Better government services, business confidence and job creation are all significant advantages in having fixed, four-year terms of government, according to the LNP.
Shadow Attorney-General Ian Walker today introduced a Bill to provide for fixed terms for the Legislative Assembly so that Queenslanders are served with a more accountable Parliament.
Mr Walker said that that while the Palaszczuk Labor Government was conducting yet another review into the matter, the LNP had done the work and the laws were ready to go.
“Given the finely balanced nature of Queensland’s current hung Parliament and the seemingly bipartisan support for the proposal there’s no better time to take action,” he said.
“We want to provide Queenslanders with the business confidence, better government and economic certainty they deserve.”
Mr Walker said the LNP had been consulting with Queenslanders about this important issue and discussions had commenced with academic and legal bodies, such as the Queensland Law Society, Bar Association of Queensland and district law associations.
“Our proposal ensures that Queenslanders will have a direct say in how their governments are elected and the manner in which elections are called,” he said.
Mr Walker said in February 2015 the LNP announced that it would conduct a referendum on fixed four-year parliamentary terms if elected into office.
“Currently, the Premier of Queensland can call a general election at his or her whim, subject to the agreement of the Governor,” he said.
“This obviously gives the government of the day the political advantage of being able to do so at a time which is in their political interest.

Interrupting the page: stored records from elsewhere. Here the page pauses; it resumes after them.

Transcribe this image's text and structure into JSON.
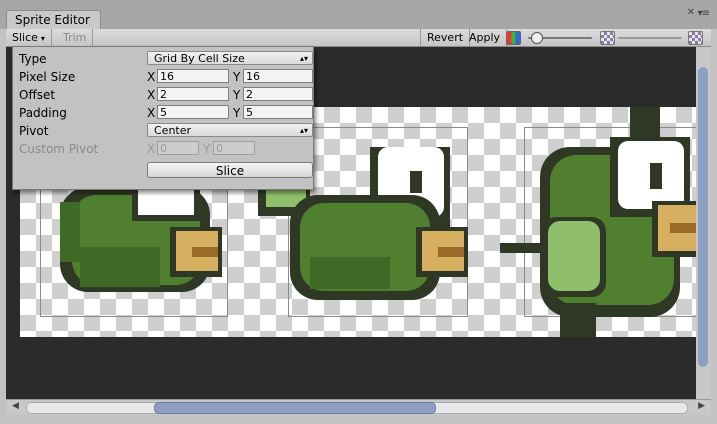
{
  "window": {
    "title": "Sprite Editor"
  },
  "toolbar": {
    "slice_label": "Slice",
    "trim_label": "Trim",
    "revert_label": "Revert",
    "apply_label": "Apply",
    "zoom_slider_level": 0.05,
    "mip_slider_level": 0.0
  },
  "panel": {
    "type": {
      "label": "Type",
      "value": "Grid By Cell Size"
    },
    "pixel_size": {
      "label": "Pixel Size",
      "x_label": "X",
      "x": "16",
      "y_label": "Y",
      "y": "16"
    },
    "offset": {
      "label": "Offset",
      "x_label": "X",
      "x": "2",
      "y_label": "Y",
      "y": "2"
    },
    "padding": {
      "label": "Padding",
      "x_label": "X",
      "x": "5",
      "y_label": "Y",
      "y": "5"
    },
    "pivot": {
      "label": "Pivot",
      "value": "Center"
    },
    "custom_pivot": {
      "label": "Custom Pivot",
      "x_label": "X",
      "x": "0",
      "y_label": "Y",
      "y": "0"
    },
    "slice_button": "Slice"
  },
  "colors": {
    "sprite_dark": "#2e3824",
    "sprite_mid": "#3f6a25",
    "sprite_green": "#4f7f2f",
    "sprite_light": "#8fbf6a",
    "sprite_beak": "#d6b060",
    "sprite_beak_dark": "#9a6a28",
    "scroll_thumb": "#8e9fc4"
  },
  "icons": {
    "color_channels": "rgb-channels-icon",
    "alpha": "alpha-checker-icon",
    "mip": "mip-checker-icon"
  }
}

This can often undermine both business confidence and public confidence in the government.
“The issue of representative democracy and confidence in the government are fundamentally important issues for Queenslanders.
“That’s why the LNP is demonstrating leadership by introducing this important Bill and we call on the Labor Government to put politics aside and support it.”
- The Bill provides that a general election must be held on the second Saturday in March in the fourth calendar year after the calendar year in which the last election was held.
- The Bill provides for exceptional circumstances in which the Governor can and must dissolve the Legislative Assembly and issue a writ for a general election, prior to that four year period.
- There is also a provision for which polling day can be postponed by up to 35 days for exceptional circumstances such as the timing of a Federal election or natural disaster.
- The Bill provides that should it be passed by the Legislative Assembly, and be approved at a referendum, it would not commence until after the next general election, meaning that the 57th Parliament would be the first to have a fixed, four year term. (we are currently in the 55th Parliament)
- New South Wales was the first Australian jurisdiction to adopt a four year fixed parliamentary term in 1995.
- Since 2008, local governments in Queensland also now have fixed four year terms.